High-Dimensional Change-Point Estimation: Combining Filtering with Convex Optimization

TL;DR

This paper introduces a new high-dimensional change-point estimation method that combines filtering with convex optimization, effectively exploiting low-dimensional structures in noisy, high-dimensional data for reliable detection.

Contribution

It proposes a novel algorithm integrating filtered derivative and atomic norm regularization, suitable for online high-dimensional change-point detection with proven statistical guarantees.

Findings

Method reliably detects change-points when the product of change magnitude and spacing exceeds a Gaussian width threshold.

Algorithm is computationally scalable and effective in online high-dimensional settings.

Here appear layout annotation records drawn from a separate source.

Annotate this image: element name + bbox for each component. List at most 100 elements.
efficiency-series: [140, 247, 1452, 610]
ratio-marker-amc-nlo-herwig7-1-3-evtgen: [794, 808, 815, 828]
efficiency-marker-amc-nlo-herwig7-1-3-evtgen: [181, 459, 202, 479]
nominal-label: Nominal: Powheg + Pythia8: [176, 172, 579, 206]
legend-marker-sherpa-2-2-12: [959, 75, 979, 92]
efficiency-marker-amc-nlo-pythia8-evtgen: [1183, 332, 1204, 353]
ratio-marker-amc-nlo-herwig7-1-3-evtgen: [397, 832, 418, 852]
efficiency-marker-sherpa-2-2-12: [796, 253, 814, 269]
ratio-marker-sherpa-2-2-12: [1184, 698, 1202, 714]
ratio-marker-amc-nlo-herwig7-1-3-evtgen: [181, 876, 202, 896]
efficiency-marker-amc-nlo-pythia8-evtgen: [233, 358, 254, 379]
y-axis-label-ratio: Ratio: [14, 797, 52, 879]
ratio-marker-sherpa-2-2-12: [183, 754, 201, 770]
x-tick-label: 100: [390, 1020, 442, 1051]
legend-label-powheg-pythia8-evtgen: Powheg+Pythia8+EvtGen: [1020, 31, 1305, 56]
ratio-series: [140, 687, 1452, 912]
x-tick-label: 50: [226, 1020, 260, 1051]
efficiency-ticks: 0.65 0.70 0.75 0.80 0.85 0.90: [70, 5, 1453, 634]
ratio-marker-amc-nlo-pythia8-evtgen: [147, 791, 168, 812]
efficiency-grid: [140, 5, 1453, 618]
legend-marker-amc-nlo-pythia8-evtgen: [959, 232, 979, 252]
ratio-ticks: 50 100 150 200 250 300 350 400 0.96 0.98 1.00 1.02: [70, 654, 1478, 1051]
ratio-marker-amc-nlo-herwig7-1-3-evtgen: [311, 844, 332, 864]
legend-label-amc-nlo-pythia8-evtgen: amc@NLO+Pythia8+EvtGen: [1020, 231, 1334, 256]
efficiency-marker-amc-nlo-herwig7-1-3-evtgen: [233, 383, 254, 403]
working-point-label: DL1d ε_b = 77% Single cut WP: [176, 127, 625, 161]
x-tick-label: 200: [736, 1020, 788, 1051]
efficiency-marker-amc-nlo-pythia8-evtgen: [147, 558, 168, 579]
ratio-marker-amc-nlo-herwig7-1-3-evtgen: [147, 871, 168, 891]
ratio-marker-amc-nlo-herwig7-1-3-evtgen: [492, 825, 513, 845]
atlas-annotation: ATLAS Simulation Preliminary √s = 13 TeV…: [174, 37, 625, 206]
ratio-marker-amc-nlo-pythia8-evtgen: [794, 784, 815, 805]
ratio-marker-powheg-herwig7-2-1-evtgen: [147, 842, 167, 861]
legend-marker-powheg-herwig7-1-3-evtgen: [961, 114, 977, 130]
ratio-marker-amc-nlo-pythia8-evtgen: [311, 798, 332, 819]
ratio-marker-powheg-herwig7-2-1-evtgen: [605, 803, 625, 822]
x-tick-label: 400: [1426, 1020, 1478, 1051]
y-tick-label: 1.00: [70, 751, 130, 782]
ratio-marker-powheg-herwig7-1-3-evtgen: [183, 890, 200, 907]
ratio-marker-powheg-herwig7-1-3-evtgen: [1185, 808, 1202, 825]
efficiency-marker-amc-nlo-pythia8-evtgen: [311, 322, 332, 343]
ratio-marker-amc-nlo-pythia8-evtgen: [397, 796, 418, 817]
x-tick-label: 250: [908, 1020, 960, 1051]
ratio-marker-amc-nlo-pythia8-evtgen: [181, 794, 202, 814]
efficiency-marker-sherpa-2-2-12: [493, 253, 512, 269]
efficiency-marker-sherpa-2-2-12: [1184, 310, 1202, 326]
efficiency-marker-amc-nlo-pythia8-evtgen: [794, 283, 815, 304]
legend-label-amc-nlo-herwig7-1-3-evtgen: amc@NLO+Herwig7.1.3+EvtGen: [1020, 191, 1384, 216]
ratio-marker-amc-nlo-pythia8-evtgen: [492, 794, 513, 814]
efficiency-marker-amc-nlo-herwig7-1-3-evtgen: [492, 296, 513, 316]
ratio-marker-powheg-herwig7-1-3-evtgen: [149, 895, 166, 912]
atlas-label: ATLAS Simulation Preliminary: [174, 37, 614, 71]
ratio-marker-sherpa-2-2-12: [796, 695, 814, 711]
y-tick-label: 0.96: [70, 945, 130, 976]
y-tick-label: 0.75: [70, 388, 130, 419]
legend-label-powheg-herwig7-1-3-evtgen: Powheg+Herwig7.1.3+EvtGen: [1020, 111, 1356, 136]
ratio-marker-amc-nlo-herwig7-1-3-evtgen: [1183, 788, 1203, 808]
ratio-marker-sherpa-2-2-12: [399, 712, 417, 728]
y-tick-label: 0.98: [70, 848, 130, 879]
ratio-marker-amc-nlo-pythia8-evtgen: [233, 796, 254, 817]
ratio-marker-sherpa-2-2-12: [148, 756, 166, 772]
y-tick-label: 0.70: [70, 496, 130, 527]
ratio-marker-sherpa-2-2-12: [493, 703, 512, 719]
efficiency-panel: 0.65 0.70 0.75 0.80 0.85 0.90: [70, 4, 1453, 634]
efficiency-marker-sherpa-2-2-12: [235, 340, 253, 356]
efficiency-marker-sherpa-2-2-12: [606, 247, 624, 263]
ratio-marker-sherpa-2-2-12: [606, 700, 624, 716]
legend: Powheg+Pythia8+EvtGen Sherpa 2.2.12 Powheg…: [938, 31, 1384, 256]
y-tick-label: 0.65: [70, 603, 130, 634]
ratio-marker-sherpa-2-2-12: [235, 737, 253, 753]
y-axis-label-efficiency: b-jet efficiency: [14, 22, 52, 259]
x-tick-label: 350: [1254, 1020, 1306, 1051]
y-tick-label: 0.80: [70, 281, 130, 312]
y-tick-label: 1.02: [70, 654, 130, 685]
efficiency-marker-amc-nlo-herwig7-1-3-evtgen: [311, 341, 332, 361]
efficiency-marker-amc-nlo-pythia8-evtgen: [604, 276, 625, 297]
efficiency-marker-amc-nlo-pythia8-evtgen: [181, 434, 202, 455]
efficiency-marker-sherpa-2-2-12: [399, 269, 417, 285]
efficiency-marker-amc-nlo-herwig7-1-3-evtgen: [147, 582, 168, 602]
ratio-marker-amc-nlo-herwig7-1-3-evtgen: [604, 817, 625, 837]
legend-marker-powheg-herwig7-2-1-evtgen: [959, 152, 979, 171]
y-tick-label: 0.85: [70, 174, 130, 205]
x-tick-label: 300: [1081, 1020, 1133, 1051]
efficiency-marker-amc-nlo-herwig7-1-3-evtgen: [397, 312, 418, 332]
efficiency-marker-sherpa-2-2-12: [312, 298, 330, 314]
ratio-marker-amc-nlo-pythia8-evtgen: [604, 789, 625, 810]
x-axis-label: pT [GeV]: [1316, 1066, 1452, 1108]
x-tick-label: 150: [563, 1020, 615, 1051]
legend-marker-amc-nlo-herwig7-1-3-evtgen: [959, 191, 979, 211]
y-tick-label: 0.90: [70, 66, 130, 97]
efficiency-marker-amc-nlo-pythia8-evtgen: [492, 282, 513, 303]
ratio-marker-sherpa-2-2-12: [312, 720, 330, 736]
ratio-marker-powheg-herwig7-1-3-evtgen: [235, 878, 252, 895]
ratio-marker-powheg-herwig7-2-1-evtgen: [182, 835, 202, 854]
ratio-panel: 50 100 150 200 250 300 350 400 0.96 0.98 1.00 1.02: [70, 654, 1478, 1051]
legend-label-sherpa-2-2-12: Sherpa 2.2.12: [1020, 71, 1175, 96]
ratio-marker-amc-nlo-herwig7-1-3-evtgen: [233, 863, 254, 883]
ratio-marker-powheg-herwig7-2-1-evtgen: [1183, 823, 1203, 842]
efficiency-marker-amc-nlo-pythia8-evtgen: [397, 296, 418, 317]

Theoretical analysis provides conditions for successful change-point estimation in structured signals.

Abstract

We consider change-point estimation in a sequence of high-dimensional signals given noisy observations. Classical approaches to this problem such as the filtered derivative method are useful for sequences of scalar-valued signals, but they have undesirable scaling behavior in the high-dimensional setting. However, many high-dimensional signals encountered in practice frequently possess latent low-dimensional structure. Motivated by this observation, we propose a technique for high-dimensional change-point estimation that combines the filtered derivative approach from previous work with convex optimization methods based on atomic norm regularization, which are useful for exploiting structure in high-dimensional data. Our algorithm is applicable in online settings as it operates on small portions of the sequence of observations at a time, and it is well-suited to the high-dimensional setting both in terms of computational scalability and of statistical efficiency. The main result of this paper shows that our method performs change-point estimation reliably as long as the product of the smallest-sized change (the Euclidean-norm-squared of the difference between signals at a change-point) and the smallest distance between change-points (number of time instances) is larger than a Gaussian width parameter that characterizes the low-dimensional complexity of the underlying signal sequence.